Pollution Liability Coverage
Lately, the types of injuries being claimed have expanded to include situations where adjacent landowners, public groups, or others assert liability for damage to air and water quality due to agricultural activity. Many newer liability policies exclude coverage for pollution claims, entirely. Farm business owners can purchase special pollution policies to reduce risk.
Managing to Achieve Environmental Objectives
Liability insurance affords no protection from criminal penalties assessed against a farmer by a regulatory agency. The farm business manager can greatly reduce criminal liability exposure by developing and implementing plans for achieving business as well as environmental objectives and goals. The monitoring of outcomes that includes collecting information on pesticide, purchased fertilizer, and manure use is important.
Alternative Strategies for Managing Human Resource Risk
Modern Personnel Management Practices
Modern personnel management practices for selecting, motivating and retaining employees increase the likelihood that employees will consistently achieve, or exceed desired levels of performance over time.
Formal Planning & Management Systems
These help everyone focus on the right priorities. Systems allow the business to function during periods of employee illness or absence.
Estate Planning
An effective estate plan provides family members and business partners with a plan for continuing the business with the least amount of disruption.
Alternative Strategies for Managing Financial Risk
Farm Records & Financial Analysis
The farm business manager should seek to manage financial risk through sound planning and financial control. A set of well maintained financial records is an absolute necessity to maintaining financial control of a farm business.
Insurance
When needed, proper life insurance coverages and protection, for example, contribute to adequately meeting cash flow requirements.

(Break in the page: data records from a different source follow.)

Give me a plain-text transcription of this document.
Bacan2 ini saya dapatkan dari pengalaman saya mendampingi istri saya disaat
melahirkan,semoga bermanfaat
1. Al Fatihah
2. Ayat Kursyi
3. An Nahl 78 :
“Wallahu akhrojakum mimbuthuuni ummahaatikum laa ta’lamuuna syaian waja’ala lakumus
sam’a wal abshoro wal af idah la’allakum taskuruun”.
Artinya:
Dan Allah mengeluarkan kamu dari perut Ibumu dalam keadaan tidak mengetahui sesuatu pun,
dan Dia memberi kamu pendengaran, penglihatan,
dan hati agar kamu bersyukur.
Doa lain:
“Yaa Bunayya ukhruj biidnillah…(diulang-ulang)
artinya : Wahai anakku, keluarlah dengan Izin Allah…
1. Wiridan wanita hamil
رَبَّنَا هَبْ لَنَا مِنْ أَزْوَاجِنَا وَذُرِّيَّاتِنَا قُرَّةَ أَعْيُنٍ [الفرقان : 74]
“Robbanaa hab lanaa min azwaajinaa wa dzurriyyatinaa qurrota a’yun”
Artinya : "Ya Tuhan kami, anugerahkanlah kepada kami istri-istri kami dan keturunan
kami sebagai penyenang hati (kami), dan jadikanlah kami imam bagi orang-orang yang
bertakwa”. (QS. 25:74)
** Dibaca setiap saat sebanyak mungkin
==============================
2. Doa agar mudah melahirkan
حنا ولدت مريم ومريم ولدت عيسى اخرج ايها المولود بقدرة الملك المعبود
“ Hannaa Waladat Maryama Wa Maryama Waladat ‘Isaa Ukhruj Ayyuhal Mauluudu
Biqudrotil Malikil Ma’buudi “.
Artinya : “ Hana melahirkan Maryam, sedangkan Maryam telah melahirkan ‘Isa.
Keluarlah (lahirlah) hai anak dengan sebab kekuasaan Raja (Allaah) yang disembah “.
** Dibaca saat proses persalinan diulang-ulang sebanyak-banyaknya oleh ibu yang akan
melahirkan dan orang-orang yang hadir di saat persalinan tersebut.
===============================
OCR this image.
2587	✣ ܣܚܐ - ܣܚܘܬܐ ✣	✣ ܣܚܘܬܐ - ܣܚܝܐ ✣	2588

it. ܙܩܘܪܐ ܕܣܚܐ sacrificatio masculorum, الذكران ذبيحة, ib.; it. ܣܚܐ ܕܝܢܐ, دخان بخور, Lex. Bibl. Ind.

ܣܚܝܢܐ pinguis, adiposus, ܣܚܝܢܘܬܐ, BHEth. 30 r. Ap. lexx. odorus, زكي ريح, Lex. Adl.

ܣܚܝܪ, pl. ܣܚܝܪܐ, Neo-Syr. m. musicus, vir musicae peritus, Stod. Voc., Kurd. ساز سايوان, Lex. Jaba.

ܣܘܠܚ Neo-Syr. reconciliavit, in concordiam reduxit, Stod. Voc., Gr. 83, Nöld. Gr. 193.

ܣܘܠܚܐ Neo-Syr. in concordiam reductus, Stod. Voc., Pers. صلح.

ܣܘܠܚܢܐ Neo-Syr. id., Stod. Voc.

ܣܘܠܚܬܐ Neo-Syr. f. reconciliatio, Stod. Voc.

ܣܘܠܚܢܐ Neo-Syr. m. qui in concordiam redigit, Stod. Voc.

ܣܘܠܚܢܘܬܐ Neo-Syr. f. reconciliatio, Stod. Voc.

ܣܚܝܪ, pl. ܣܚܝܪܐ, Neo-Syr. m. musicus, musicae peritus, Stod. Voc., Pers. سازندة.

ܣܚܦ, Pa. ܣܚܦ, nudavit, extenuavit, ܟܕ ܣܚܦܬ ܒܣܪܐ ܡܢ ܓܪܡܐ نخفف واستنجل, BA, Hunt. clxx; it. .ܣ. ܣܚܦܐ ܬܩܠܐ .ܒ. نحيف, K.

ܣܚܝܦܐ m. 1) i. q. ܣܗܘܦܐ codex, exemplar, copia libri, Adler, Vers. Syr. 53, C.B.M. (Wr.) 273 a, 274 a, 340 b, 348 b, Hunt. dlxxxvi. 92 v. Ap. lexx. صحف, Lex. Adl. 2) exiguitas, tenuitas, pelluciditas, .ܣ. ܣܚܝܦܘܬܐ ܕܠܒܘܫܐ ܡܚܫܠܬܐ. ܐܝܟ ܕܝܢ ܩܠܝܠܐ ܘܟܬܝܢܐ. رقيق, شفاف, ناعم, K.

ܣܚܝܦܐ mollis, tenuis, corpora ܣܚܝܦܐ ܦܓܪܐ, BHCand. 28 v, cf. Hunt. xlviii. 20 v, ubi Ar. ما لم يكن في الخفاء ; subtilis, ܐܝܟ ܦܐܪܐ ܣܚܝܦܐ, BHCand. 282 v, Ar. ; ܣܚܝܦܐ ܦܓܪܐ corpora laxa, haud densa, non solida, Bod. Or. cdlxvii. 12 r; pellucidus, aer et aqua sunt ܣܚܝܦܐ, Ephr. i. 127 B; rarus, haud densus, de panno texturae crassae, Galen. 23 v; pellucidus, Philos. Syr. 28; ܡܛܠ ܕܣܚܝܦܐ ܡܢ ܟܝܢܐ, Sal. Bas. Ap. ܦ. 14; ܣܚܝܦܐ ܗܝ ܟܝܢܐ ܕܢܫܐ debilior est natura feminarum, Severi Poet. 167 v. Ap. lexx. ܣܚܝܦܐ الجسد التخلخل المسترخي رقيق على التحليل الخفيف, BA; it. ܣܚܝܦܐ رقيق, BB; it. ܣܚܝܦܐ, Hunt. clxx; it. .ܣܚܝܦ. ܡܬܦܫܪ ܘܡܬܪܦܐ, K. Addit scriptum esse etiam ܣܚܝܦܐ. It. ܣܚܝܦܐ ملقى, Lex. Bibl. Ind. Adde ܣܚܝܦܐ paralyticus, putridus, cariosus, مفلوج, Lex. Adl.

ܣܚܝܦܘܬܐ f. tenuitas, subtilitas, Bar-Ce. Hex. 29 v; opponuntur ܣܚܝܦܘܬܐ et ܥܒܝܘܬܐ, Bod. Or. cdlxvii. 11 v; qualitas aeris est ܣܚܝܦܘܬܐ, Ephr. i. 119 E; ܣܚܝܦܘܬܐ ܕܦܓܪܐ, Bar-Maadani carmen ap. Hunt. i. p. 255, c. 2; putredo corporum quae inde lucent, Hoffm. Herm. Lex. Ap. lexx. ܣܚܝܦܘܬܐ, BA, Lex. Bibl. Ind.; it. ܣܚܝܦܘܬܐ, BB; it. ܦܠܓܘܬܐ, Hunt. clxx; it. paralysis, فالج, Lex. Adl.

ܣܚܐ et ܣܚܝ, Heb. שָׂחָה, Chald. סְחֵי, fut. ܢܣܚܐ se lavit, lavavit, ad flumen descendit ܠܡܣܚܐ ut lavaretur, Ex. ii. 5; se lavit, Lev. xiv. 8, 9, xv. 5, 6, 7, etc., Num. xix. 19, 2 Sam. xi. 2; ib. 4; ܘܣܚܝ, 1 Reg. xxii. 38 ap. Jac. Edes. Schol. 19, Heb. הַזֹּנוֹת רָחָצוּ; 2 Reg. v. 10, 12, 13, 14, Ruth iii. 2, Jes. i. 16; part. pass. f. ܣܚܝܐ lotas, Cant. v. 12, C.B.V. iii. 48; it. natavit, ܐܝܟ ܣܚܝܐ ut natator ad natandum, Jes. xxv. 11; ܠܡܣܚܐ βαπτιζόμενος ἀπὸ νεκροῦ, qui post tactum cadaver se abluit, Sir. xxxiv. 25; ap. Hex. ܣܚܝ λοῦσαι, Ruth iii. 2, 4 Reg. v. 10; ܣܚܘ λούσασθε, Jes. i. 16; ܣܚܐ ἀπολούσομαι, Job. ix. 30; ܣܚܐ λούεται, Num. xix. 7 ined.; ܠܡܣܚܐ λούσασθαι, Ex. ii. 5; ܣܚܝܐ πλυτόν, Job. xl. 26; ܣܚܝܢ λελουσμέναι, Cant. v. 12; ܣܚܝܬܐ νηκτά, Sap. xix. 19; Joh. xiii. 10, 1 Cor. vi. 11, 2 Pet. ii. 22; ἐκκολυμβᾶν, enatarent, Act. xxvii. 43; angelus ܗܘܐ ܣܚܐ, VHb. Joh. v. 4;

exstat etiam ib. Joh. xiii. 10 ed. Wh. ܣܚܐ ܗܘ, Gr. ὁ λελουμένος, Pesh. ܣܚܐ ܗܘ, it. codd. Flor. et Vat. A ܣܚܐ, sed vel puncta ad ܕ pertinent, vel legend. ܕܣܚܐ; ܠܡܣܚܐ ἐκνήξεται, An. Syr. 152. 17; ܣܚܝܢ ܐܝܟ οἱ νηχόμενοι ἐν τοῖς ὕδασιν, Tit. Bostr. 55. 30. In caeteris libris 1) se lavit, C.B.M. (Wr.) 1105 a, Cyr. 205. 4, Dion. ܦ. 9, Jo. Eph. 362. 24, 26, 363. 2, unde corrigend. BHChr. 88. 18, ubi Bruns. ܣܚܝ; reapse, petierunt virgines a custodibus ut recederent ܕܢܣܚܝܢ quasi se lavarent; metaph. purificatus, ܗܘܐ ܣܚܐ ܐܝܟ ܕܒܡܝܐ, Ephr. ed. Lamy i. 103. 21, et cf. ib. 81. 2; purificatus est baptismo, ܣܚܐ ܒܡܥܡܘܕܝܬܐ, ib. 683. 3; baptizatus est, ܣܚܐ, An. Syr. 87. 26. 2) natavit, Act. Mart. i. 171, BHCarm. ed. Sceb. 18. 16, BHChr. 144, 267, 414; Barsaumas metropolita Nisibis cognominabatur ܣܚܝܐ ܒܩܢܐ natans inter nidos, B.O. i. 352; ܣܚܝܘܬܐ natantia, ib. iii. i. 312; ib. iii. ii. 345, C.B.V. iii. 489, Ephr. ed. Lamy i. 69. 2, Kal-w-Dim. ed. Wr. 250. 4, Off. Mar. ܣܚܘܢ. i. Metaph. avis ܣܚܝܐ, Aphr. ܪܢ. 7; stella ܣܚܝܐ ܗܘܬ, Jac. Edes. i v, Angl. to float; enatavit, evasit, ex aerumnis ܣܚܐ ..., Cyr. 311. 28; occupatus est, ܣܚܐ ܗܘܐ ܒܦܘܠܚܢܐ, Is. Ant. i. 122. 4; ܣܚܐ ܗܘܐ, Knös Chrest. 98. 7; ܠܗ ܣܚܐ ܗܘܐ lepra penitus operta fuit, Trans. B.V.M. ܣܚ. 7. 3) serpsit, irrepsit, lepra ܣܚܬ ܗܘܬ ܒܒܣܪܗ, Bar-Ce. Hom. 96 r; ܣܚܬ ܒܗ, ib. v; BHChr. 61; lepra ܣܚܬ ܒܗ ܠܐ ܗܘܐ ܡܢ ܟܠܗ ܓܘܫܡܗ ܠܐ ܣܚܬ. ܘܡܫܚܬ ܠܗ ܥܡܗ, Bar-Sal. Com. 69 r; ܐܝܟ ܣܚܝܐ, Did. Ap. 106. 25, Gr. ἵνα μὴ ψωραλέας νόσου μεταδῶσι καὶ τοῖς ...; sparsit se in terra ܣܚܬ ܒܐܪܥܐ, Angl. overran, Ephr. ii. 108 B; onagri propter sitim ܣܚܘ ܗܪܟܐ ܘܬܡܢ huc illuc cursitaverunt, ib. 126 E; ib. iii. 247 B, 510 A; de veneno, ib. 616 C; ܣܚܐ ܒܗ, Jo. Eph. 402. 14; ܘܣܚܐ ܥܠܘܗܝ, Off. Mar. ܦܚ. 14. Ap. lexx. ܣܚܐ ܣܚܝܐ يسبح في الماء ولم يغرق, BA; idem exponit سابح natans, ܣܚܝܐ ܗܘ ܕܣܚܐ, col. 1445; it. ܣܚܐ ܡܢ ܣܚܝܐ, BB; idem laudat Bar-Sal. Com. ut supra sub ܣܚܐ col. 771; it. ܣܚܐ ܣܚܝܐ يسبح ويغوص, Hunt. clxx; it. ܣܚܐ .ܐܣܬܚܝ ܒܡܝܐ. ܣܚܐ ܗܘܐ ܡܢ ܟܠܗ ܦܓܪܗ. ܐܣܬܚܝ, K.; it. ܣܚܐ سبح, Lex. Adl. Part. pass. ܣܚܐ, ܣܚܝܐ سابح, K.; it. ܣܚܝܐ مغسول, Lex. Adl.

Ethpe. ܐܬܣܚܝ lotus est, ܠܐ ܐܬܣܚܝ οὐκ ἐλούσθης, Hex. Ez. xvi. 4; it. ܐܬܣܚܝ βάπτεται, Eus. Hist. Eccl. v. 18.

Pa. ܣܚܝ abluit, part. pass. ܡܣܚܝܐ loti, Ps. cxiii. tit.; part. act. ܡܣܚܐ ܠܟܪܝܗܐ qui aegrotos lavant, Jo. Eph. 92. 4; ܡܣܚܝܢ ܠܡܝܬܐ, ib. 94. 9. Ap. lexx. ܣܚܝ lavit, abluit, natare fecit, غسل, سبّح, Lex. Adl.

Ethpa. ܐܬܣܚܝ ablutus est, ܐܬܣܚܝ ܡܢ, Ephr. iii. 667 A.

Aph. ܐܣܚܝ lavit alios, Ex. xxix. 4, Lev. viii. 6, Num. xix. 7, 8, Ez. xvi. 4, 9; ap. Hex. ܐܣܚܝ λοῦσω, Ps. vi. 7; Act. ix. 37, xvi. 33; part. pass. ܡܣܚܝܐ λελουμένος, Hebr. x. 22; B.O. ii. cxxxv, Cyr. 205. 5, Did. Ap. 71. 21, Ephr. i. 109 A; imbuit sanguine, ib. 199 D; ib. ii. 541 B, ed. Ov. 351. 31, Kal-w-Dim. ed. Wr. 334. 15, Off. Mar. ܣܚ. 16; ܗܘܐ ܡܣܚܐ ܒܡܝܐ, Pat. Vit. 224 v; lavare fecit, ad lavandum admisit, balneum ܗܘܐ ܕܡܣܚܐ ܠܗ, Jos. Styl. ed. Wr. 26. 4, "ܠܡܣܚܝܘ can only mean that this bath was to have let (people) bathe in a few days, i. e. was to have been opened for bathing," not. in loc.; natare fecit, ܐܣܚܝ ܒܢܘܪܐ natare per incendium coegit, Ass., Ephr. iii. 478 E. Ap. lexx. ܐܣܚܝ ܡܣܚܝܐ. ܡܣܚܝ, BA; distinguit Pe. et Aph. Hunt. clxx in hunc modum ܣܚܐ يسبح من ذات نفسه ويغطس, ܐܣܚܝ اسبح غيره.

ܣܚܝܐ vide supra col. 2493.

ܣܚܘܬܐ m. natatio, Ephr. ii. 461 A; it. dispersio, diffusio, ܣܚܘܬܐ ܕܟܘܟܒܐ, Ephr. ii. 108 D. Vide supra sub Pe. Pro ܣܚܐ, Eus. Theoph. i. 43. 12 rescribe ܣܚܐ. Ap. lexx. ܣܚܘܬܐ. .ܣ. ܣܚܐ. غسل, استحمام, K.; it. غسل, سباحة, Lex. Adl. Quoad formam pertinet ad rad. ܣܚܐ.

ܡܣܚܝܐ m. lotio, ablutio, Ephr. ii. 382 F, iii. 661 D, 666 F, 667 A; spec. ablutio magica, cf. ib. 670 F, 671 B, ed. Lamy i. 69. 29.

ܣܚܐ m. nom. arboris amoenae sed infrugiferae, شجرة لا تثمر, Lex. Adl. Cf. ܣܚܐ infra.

People as a Key to Managing Risk
The farm business manager that recognizes that people are key to successfully developing and implementing the risk management plan for the business is likely to achieve desired results. USDA’s Risk Management Agency recognizes the important role of people in managing risk. The agency stresses in their Risk Management Education Program that the farm business manager of today will do well to consider the grain elevator operator, commodity broker, crop insurance agent, loan officer, extension educators, commodity organizations, cooperatives, lawyers, accountants, and the people in local USDA offices as valuable human resources when managing risks.